SO, WHAT’S ALL THIS OLD TESTAMENT STUFF ABOUT ANYWAY?


In the pervious post we answered, What is a covenant and the Ark? We also learned about the ancient Jewish Tabernacle, Temple, and even sacrifices (and not the type in the Temple of Doom). Before we get back into Indy and Raiders, it’ll be helpful to understand what all this ancient Jewish ritual stuff is about…


As Christians, we interpret all of the events written of in the Old Testament in the light of the revelation of God through Jesus Christ, who came not to abolish the Old Testament, but to fulfill it (Matt. 5:17). The whole of the Old Testament is foreshadowing Christ and preparing Israel, God’s chosen people, for his coming – and through this God will bless the whole world (as we saw in the last post in God’s promise to Abraham in Genesis 12:1-3.)


The Book of Hebrews (especially chapters 8-9) in the New Testament helps us to understand the significance of the Tabernacle (and later the Temple), the rituals, and the Ark in light of Christ’s work.


The Tabernacle/Temple (as well as the religious rituals centered on them) are a “shadow of the heavenly things” (Heb.8:5). In other words, they are physical representations of spiritual realities. The Most Holy Place in the Tabernacle/Temple represents coming into God’s presence, but there is a separation between God and his people, symbolized by the veil. This separation is caused by our sin, and the “wages of sin is death” (Rom. 6:23). Thus, to enter into the presence of the Holy God will destroy us. To atone for sins, the High Priest makes a blood sacrifice as a substitute, enters the Most Holy Place, and sprinkles the blood on the Mercy Seat above the Ark.


Hebrews 9:22 tells us, “without the shedding of blood there is no forgiveness of sins.” But Hebrews 10:4 also tells us, “For it is impossible for the blood of bulls and goats to take away sins.” So, why does God make Israel do all this? To point to our need for a sacrifice that can truly take away sin and reunite us with God — to point to our need for a savior — to point us to Jesus Christ and his sacrificial death on the cross.

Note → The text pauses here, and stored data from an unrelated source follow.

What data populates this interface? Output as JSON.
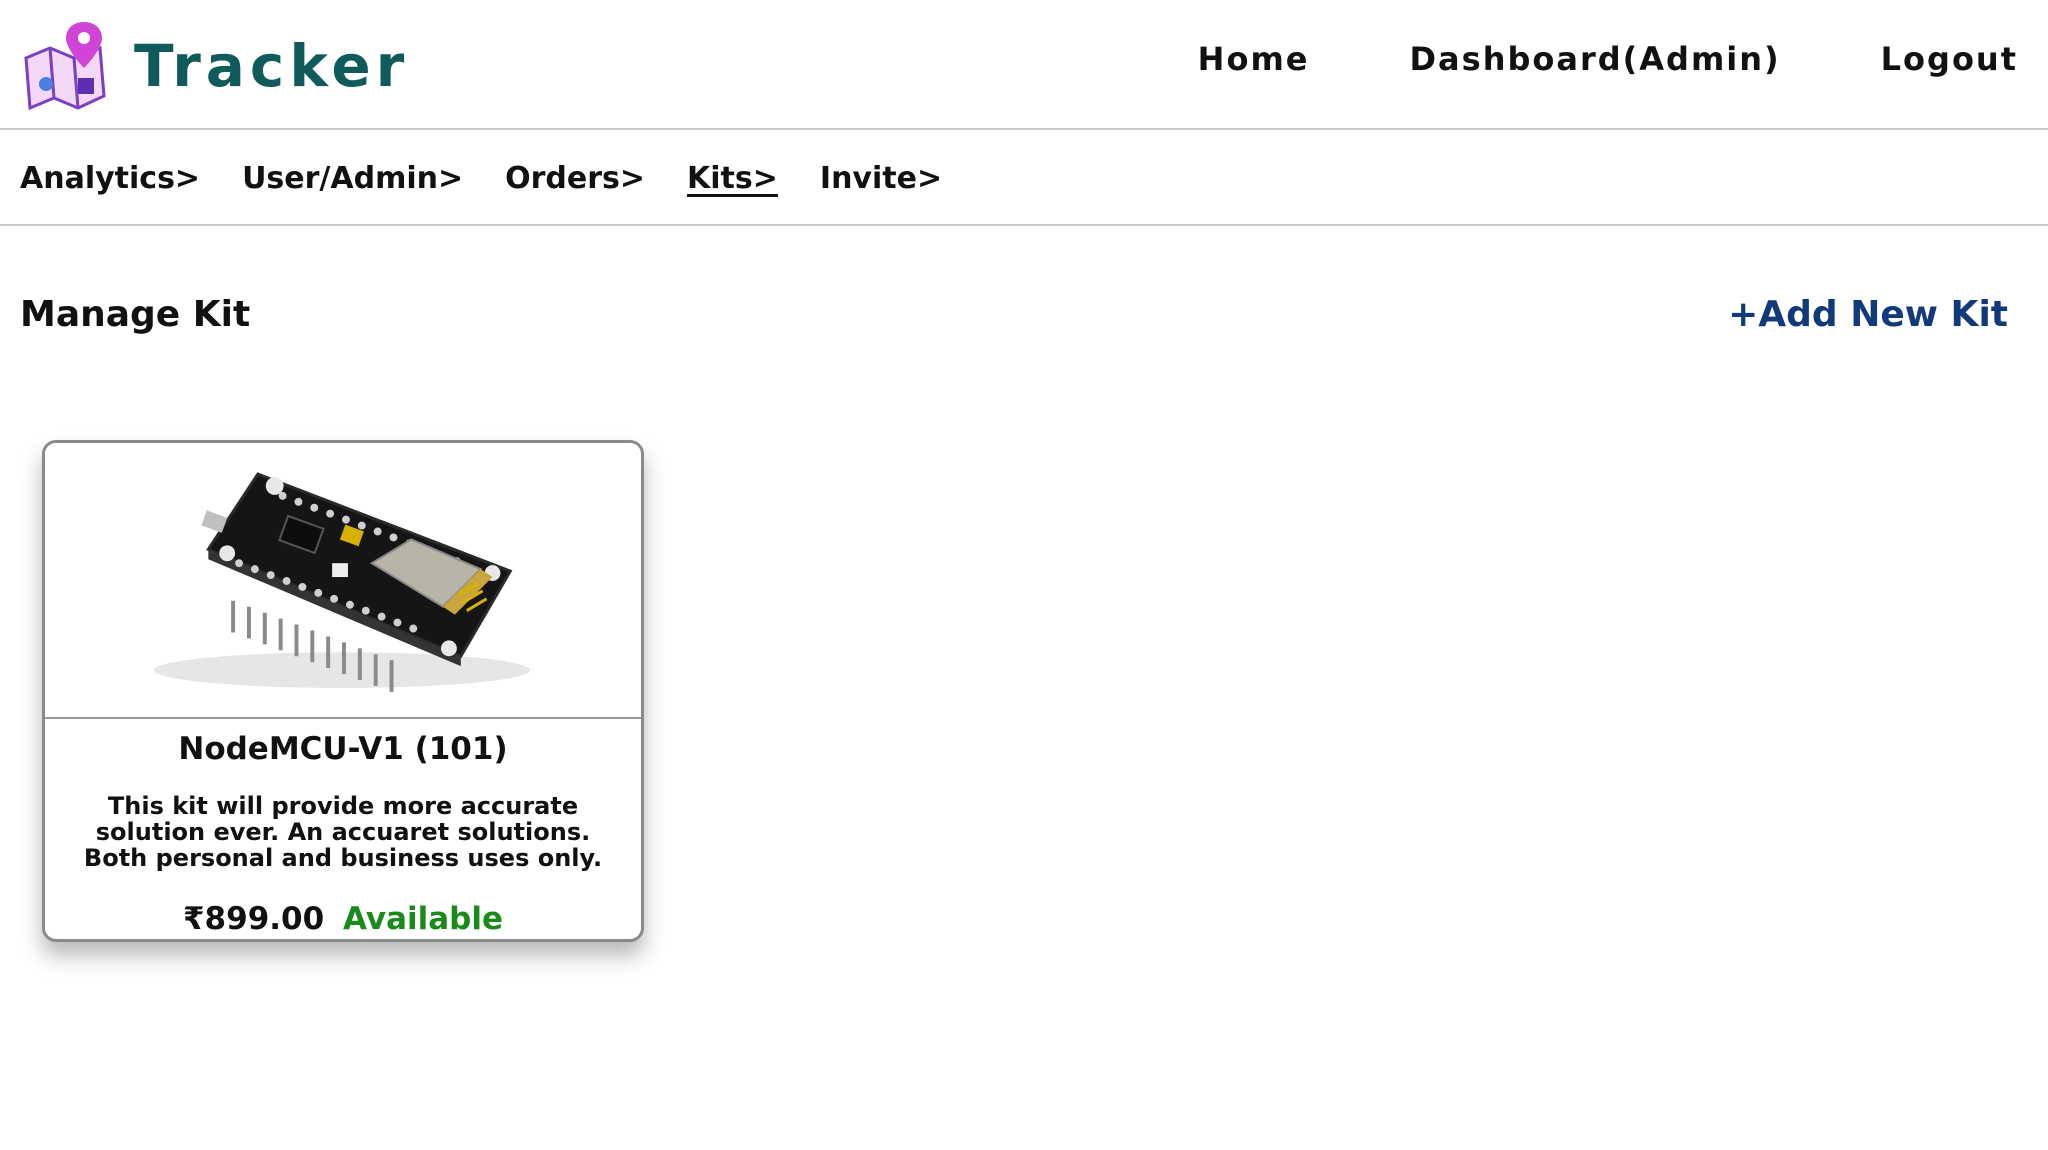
{
  "brand": {
    "name": "Tracker",
    "logo_icon": "map-pin-logo-icon"
  },
  "top_nav": [
    {
      "label": "Home"
    },
    {
      "label": "Dashboard(Admin)"
    },
    {
      "label": "Logout"
    }
  ],
  "sub_nav": [
    {
      "label": "Analytics>",
      "active": false
    },
    {
      "label": "User/Admin>",
      "active": false
    },
    {
      "label": "Orders>",
      "active": false
    },
    {
      "label": "Kits>",
      "active": true
    },
    {
      "label": "Invite>",
      "active": false
    }
  ],
  "page": {
    "title": "Manage Kit",
    "add_button": "+Add New Kit"
  },
  "kits": [
    {
      "name": "NodeMCU-V1 (101)",
      "description": "This kit will provide more accurate solution ever. An accuaret solutions. Both personal and business uses only.",
      "price": "₹899.00",
      "status": "Available",
      "image_icon": "nodemcu-board-icon"
    }
  ],
  "colors": {
    "brand": "#0f5a5a",
    "link": "#123a7a",
    "available": "#1a8a1a"
  }
}
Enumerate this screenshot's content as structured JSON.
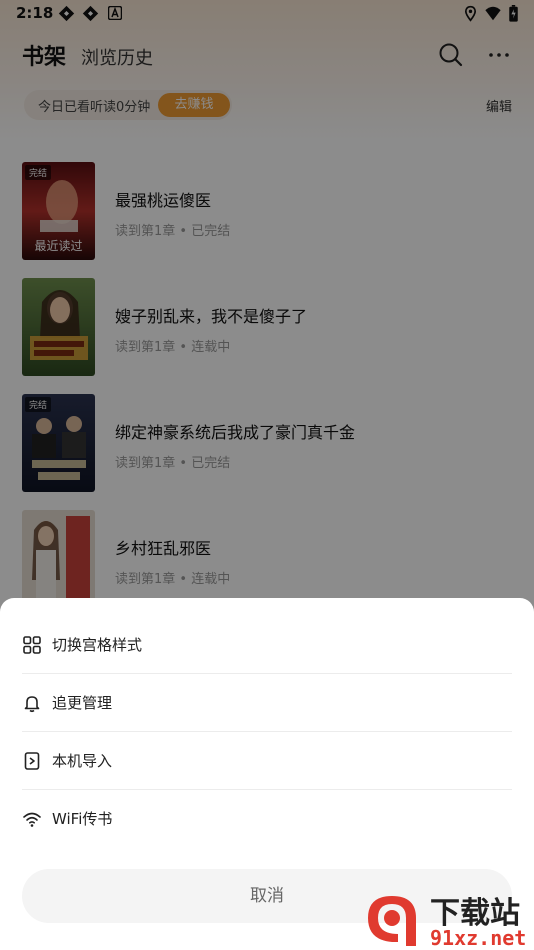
{
  "status_bar": {
    "time": "2:18",
    "left_icons": [
      "sync-icon",
      "sync-icon",
      "notification-a-icon"
    ],
    "right_icons": [
      "location-icon",
      "wifi-icon",
      "battery-icon"
    ]
  },
  "header": {
    "tab_active": "书架",
    "tab_inactive": "浏览历史",
    "search_icon": "search-icon",
    "more_icon": "more-icon"
  },
  "reading_banner": {
    "text": "今日已看听读0分钟",
    "button_label": "去赚钱",
    "button_color": "#ef9b34"
  },
  "edit_label": "编辑",
  "books": [
    {
      "title": "最强桃运傻医",
      "progress": "读到第1章 • 已完结",
      "badge": "完结",
      "cover_caption": "最近读过",
      "cover_color": "#8a1c1c"
    },
    {
      "title": "嫂子别乱来，我不是傻子了",
      "progress": "读到第1章 • 连载中",
      "badge": "",
      "cover_caption": "",
      "cover_color": "#3a5a2a"
    },
    {
      "title": "绑定神豪系统后我成了豪门真千金",
      "progress": "读到第1章 • 已完结",
      "badge": "完结",
      "cover_caption": "",
      "cover_color": "#1e2640"
    },
    {
      "title": "乡村狂乱邪医",
      "progress": "读到第1章 • 连载中",
      "badge": "",
      "cover_caption": "",
      "cover_color": "#c9a98a"
    }
  ],
  "sheet": {
    "items": [
      {
        "label": "切换宫格样式",
        "icon": "grid-icon"
      },
      {
        "label": "追更管理",
        "icon": "bell-icon"
      },
      {
        "label": "本机导入",
        "icon": "import-icon"
      },
      {
        "label": "WiFi传书",
        "icon": "wifi-icon"
      }
    ],
    "cancel_label": "取消"
  },
  "watermark": {
    "cn_text": "下载站",
    "en_text": "91xz.net"
  }
}
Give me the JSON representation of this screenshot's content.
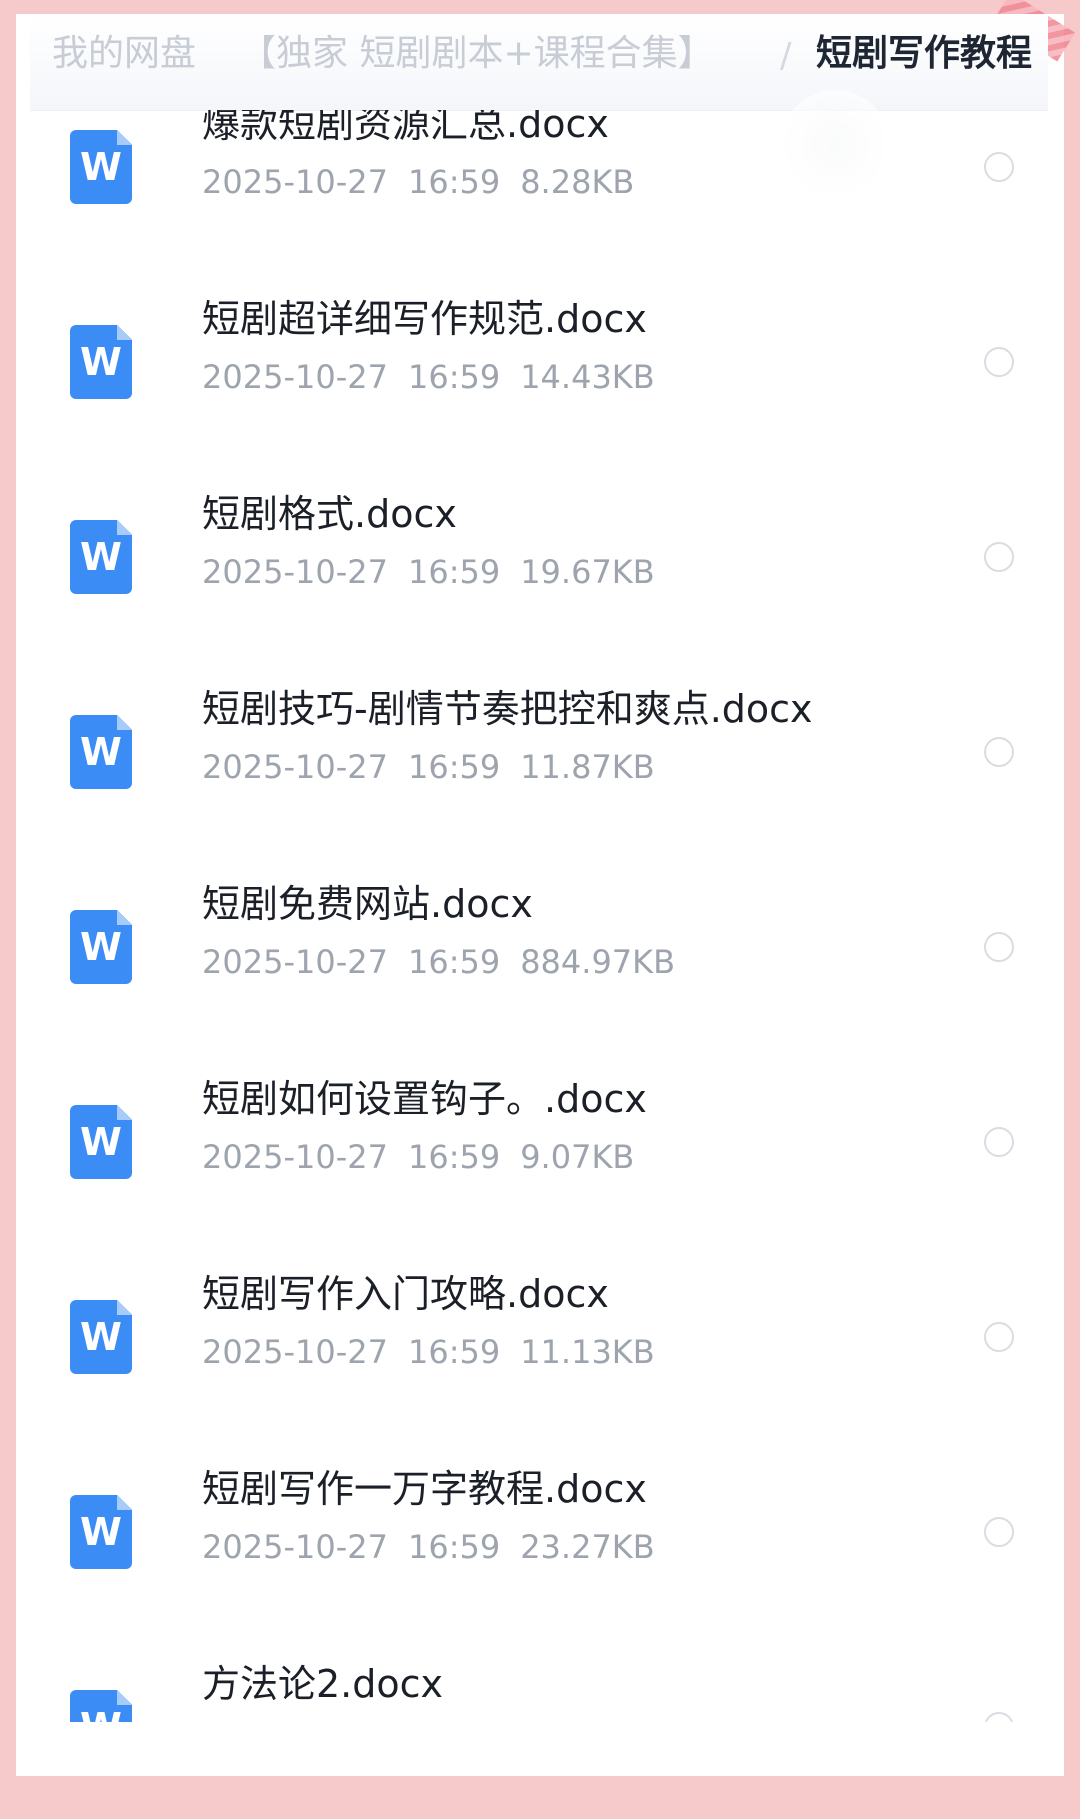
{
  "breadcrumb": {
    "root": "我的网盘",
    "parent": "【独家 短剧剧本+课程合集】",
    "separator": "/",
    "current": "短剧写作教程"
  },
  "files": [
    {
      "name": "爆款短剧资源汇总.docx",
      "date": "2025-10-27",
      "time": "16:59",
      "size": "8.28KB"
    },
    {
      "name": "短剧超详细写作规范.docx",
      "date": "2025-10-27",
      "time": "16:59",
      "size": "14.43KB"
    },
    {
      "name": "短剧格式.docx",
      "date": "2025-10-27",
      "time": "16:59",
      "size": "19.67KB"
    },
    {
      "name": "短剧技巧-剧情节奏把控和爽点.docx",
      "date": "2025-10-27",
      "time": "16:59",
      "size": "11.87KB"
    },
    {
      "name": "短剧免费网站.docx",
      "date": "2025-10-27",
      "time": "16:59",
      "size": "884.97KB"
    },
    {
      "name": "短剧如何设置钩子。.docx",
      "date": "2025-10-27",
      "time": "16:59",
      "size": "9.07KB"
    },
    {
      "name": "短剧写作入门攻略.docx",
      "date": "2025-10-27",
      "time": "16:59",
      "size": "11.13KB"
    },
    {
      "name": "短剧写作一万字教程.docx",
      "date": "2025-10-27",
      "time": "16:59",
      "size": "23.27KB"
    },
    {
      "name": "方法论2.docx"
    }
  ],
  "icon": {
    "name": "word-doc-icon",
    "letter": "W",
    "color": "#3b8df5"
  },
  "colors": {
    "background": "#f6c9cb",
    "card": "#ffffff",
    "title_text": "#1b1f27",
    "meta_text": "#9ea4ae"
  }
}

Thus, the answer to the mysteries of the Old Testament is revealed in Jesus Christ.


Jesus said at the Last Supper, “This cup that is poured out for you is the new covenant in my blood” (Luke 22:20), and Hebrews 9:15 calls Christ “the mediator of a new covenant.”


Remember, covenants can be mutually binding, and God made a mutually binding covenant with Israel after freeing them from slavery in Egypt in Exodus 19-24. God promised to protect and bless them, and Israel said,


“’All that the LORD has spoken we will do, and we will be obedient.’ And Moses took the blood [of the peace offerings] and threw it on the people and said, ‘Behold the blood of the covenant that the LORD has made with you in accordance with all these words.’” (Exodus 24:7-8)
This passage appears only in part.